A year after thousands of monks took to the streets of Burma’s towns and cities to protest against the tyrannical rule of the Military Junta were broadcast across the world via the internet, the Junta has shown that it will not tolerate any semblance of critical opinion being voiced over the World Wide Web.

Judge Daw Soe recently sentenced Nay Phone Latt to a total of twenty years and six months for possession of a banned video and having a blog to express his concerns about the increasingly difficulty of Burmese people to voice their opinions since the protests last year.

Nay was first arrested in January but was released, along with a handful of National League for Democracy (NLD) politicians, a few hours later but was arrested again a few days later. Since then he has been held at Insein Prison, infamous for grotesque treatment of its political prisoners.

Nay Latt’s mother wasn’t allowed into the courtroom to see her son get sentenced for a crime that she expected him to get ten to twelve years.
When he was sentenced to twenty years and six months it served as a shock to not just her but Nay’s lawyer as well.

“The blogger's lawyer was himself jailed for criticising the special court's procedures,” reports Reporters without Borders, who have also published that the celebrated poet Saw Wai has been sentenced to two years in prison for a poem that stated that Dictator Than Shwe is power crazy.
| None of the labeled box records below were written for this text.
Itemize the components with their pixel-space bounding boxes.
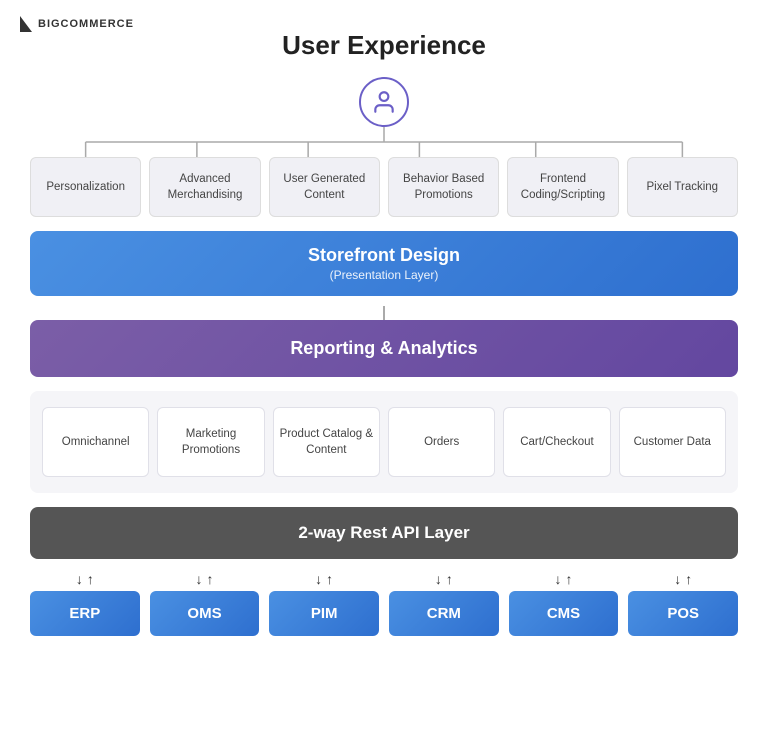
integrations-row: ↓ ↑ ERP ↓ ↑ OMS ↓ ↑ PIM ↓ ↑ CRM <box>30 571 738 636</box>
crm-arrows: ↓ ↑ <box>435 571 453 587</box>
connector-line-1 <box>383 306 385 320</box>
reporting-title: Reporting & Analytics <box>50 338 718 359</box>
pim-arrows: ↓ ↑ <box>315 571 333 587</box>
erp-arrows: ↓ ↑ <box>76 571 94 587</box>
pim-arrow-down: ↓ <box>315 571 322 587</box>
pim-button[interactable]: PIM <box>269 591 379 636</box>
integration-oms: ↓ ↑ OMS <box>150 571 260 636</box>
integration-pos: ↓ ↑ POS <box>628 571 738 636</box>
pos-arrow-up: ↑ <box>685 571 692 587</box>
logo: BIGCOMMERCE <box>20 16 134 32</box>
page-title: User Experience <box>282 30 486 61</box>
user-icon-circle <box>359 77 409 127</box>
oms-button[interactable]: OMS <box>150 591 260 636</box>
erp-button[interactable]: ERP <box>30 591 140 636</box>
middle-box-omnichannel: Omnichannel <box>42 407 149 477</box>
top-box-behavior-based-promotions: Behavior Based Promotions <box>388 157 499 217</box>
crm-arrow-down: ↓ <box>435 571 442 587</box>
integration-erp: ↓ ↑ ERP <box>30 571 140 636</box>
top-box-user-generated-content: User Generated Content <box>269 157 380 217</box>
api-layer-bar: 2-way Rest API Layer <box>30 507 738 559</box>
user-icon-row <box>359 77 409 127</box>
top-box-frontend-coding-scripting: Frontend Coding/Scripting <box>507 157 618 217</box>
top-boxes-row: Personalization Advanced Merchandising U… <box>30 157 738 217</box>
middle-box-cart-checkout: Cart/Checkout <box>503 407 610 477</box>
pos-button[interactable]: POS <box>628 591 738 636</box>
oms-arrows: ↓ ↑ <box>196 571 214 587</box>
crm-button[interactable]: CRM <box>389 591 499 636</box>
top-box-personalization: Personalization <box>30 157 141 217</box>
middle-box-marketing-promotions: Marketing Promotions <box>157 407 264 477</box>
logo-icon <box>20 16 32 32</box>
erp-arrow-down: ↓ <box>76 571 83 587</box>
middle-box-customer-data: Customer Data <box>619 407 726 477</box>
middle-box-product-catalog: Product Catalog & Content <box>273 407 380 477</box>
user-icon <box>371 89 397 115</box>
integration-crm: ↓ ↑ CRM <box>389 571 499 636</box>
integration-cms: ↓ ↑ CMS <box>509 571 619 636</box>
api-title: 2-way Rest API Layer <box>50 523 718 543</box>
storefront-subtitle: (Presentation Layer) <box>50 268 718 282</box>
oms-arrow-up: ↑ <box>207 571 214 587</box>
middle-box-orders: Orders <box>388 407 495 477</box>
logo-text: BIGCOMMERCE <box>38 18 134 30</box>
pos-arrows: ↓ ↑ <box>674 571 692 587</box>
cms-button[interactable]: CMS <box>509 591 619 636</box>
pim-arrow-up: ↑ <box>326 571 333 587</box>
cms-arrow-up: ↑ <box>566 571 573 587</box>
reporting-analytics-bar: Reporting & Analytics <box>30 320 738 377</box>
middle-boxes-row: Omnichannel Marketing Promotions Product… <box>30 391 738 493</box>
pos-arrow-down: ↓ <box>674 571 681 587</box>
storefront-title: Storefront Design <box>50 245 718 266</box>
integration-pim: ↓ ↑ PIM <box>269 571 379 636</box>
top-box-advanced-merchandising: Advanced Merchandising <box>149 157 260 217</box>
erp-arrow-up: ↑ <box>87 571 94 587</box>
crm-arrow-up: ↑ <box>446 571 453 587</box>
diagram: Personalization Advanced Merchandising U… <box>30 77 738 636</box>
storefront-design-bar: Storefront Design (Presentation Layer) <box>30 231 738 296</box>
oms-arrow-down: ↓ <box>196 571 203 587</box>
cms-arrows: ↓ ↑ <box>555 571 573 587</box>
tree-connector <box>30 127 738 157</box>
top-box-pixel-tracking: Pixel Tracking <box>627 157 738 217</box>
cms-arrow-down: ↓ <box>555 571 562 587</box>
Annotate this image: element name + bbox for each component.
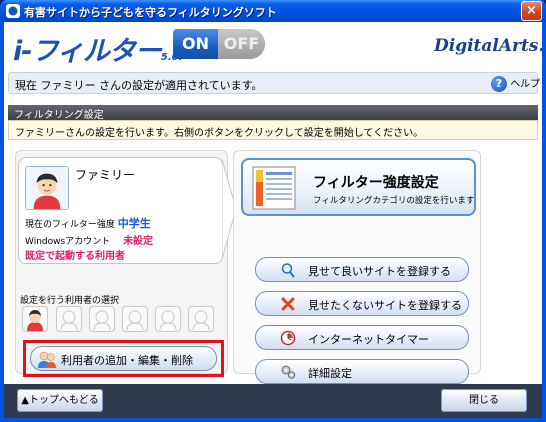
manage-users-label: 利用者の追加・編集・削除 [61,354,193,367]
windows-account-row: Windowsアカウント 未設定 [25,232,153,247]
filter-strength-title: フィルター強度設定 [313,175,439,191]
window-close-button[interactable]: × [521,1,542,21]
strength-label: 現在のフィルター強度 [25,220,115,230]
block-sites-button[interactable]: 見せたくないサイトを登録する [255,291,469,316]
x-icon [281,297,295,311]
strength-row: 現在のフィルター強度 中学生 [25,215,151,231]
default-user-label: 既定で起動する利用者 [25,251,125,262]
manage-button-highlight: 利用者の追加・編集・削除 [23,340,224,377]
windows-account-value: 未設定 [123,236,154,247]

What does this mean for the Constitution that was rushed through regardless of Cyclone Nargis’ devastating impact on the country?
Well, a document that secures 110 out of the 440 seats for the military illustrates that the Junta are firmly in control and do planning to cave into the international pressure put on the country and the shuttle diplomacy of UN Secretary General’s Special Envoy Ibrahim Gambari.

The seemingly liberal and enlightened Constitution guarantees basic rights, such as freedom to form political parties and unions; the freedom of press; religion and the rights of minorities is a far cry from the laws used to sentence Nay Latt and Saw Wai.

With the long awaited visit of UN Secretary General, Ban Ki-Moon, pending, it is hoped that he can make some headway with a Junta determined to stonewall any progress to free Nobel Laureate Aung San Suu Kyi from her twenty years’ house arrest, let alone grant the rights enshrined in the Constitution.

With the international media and public moving onto the cause de jour, the pressure has eased off of the secretive Junta. With the first anniversary of Nargis looming it seems as though the country has been in stasis with the Military not even wishing to pay lip service to their masterpiece (the Constitution), which took nearly twenty years to compete!